Jonluw said:
Estelindis said:
While you are entitled to your opinion, I question the practicality and morality of what you suggest. To "do away" with something does not mean to simply let it die out, but to actively exterminate it. I assume you're aware that this breach of human rights would be actively opposed by many, including a significant number of atheists and agnostics who believe in the right of every human being to follow their own path?
You wouldn't have to do away with it forcefully. I'm not insinuating we should lead some agressive campaign against all religion.
One way would be to encourage critical thinking and rationality. Wait, why aren't we doing that already?
Causing a shift in society to stick to facts and well proven theories when anything important is concerned needn't be done through methods which infringe on human rights.
There's a certain lack of openness to some other points of view in your words of which you may not be aware. I am a Christian and I do my best to think critically and rationally. Many other Christians do too. We would certainly want to encourage using one's mind to its full potential; it is, after all, a gift from God. I'm sure many people of other faiths have similar feelings. After all, many great logical thinkers throughout the ages have had strong religious faith. Accordingly, I firmly disagree that that encouraging critical thinking would automatically lead to a decline in the love and worship of God or the divine (or however one's particular faith would put it).
In fact, nothing less than breaching my human rights could convince me to give up my faith. I certainly hope that even that wouldn't make me recant, but it's difficult to know how one would hold up under serious persecution, pain, or the threat of death unless one actually experiences something like that, and we're not always as brave as we'd wish to be. So yes: if you wanted to eliminate my faith, for instance, breaching my rights would be required.
However, I don't get the impression that you have any such wishes. Either you didn't think that people like me might exist (maybe you still don't; "she hilariously thinks she tries to be rational!" you may laugh, if one could laugh such a mouthful), or you didn't follow your thought of getting rid of religion through to its logical conclusion. Or maybe you just meant that wrongful practices committed by religious people should cease, in which case I agree - though I apply it to everyone, not just religious people. ;-)

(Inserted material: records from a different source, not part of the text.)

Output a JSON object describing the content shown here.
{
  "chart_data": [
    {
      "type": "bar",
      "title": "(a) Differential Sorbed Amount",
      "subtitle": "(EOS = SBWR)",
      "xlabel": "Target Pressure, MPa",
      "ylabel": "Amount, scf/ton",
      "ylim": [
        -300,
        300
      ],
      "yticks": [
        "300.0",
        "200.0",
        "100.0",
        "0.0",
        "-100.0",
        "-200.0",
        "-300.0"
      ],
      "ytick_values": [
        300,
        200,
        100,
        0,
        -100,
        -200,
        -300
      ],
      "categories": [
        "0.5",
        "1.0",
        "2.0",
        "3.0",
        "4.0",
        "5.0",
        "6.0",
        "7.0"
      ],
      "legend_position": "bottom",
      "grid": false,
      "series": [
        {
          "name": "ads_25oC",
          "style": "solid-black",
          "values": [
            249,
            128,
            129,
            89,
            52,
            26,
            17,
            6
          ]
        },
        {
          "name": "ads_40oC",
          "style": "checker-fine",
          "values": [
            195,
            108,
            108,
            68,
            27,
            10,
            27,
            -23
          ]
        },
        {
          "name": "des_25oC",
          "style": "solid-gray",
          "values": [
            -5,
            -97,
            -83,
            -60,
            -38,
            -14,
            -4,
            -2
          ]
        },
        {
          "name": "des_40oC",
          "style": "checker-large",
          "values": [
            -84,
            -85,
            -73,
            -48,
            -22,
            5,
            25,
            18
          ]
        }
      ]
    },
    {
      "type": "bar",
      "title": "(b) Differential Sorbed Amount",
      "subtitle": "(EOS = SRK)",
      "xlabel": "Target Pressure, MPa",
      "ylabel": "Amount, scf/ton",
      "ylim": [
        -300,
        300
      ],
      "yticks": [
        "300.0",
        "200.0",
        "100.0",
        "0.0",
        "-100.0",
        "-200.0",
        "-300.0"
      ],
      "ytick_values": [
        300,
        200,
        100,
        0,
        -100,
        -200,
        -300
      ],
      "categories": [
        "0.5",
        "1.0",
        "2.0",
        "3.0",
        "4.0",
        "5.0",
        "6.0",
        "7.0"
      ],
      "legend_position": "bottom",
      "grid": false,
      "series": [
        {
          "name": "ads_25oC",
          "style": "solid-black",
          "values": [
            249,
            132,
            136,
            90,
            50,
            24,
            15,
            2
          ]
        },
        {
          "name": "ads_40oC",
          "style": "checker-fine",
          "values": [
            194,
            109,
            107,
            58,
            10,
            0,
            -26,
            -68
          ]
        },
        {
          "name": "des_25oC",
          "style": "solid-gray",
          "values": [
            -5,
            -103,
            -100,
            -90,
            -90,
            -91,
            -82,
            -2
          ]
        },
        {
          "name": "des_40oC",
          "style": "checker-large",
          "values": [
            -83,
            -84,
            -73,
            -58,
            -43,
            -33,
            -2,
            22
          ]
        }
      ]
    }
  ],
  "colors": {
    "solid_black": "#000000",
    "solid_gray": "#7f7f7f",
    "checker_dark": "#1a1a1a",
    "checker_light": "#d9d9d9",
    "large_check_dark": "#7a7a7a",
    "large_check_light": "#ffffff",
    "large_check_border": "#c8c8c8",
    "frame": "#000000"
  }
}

Criminal actions such as the one mention in the OP could be lessened by better education and more rational thinking (as could wrongful actions with all kinds of motives). I hope that does happen! But we are missing an important piece of the puzzle: love. Our fellow escapist was right to say that religion isn't just for academics to discuss. God wants us to use our minds, but He also wants us to use our hearts. We need not just a more rational world but also a kinder world. And, in some ways, we need to prefer love - certainly, in the face of the kind of utilitarianism some people would call rational (a rationality based only on numbers), we need to maintain that the few, the poor, and the weak should not be sacrificed for the many, the wealthy, and the strong. So perhaps, in this sense, religion is irrational: it values love, which cannot be measured by any scientific unit. Still, we all know what love is and how valuable it is (or we do if we haven't suffered awful abuse or emotional deprivation), so I like to think this is an irrationality that we share.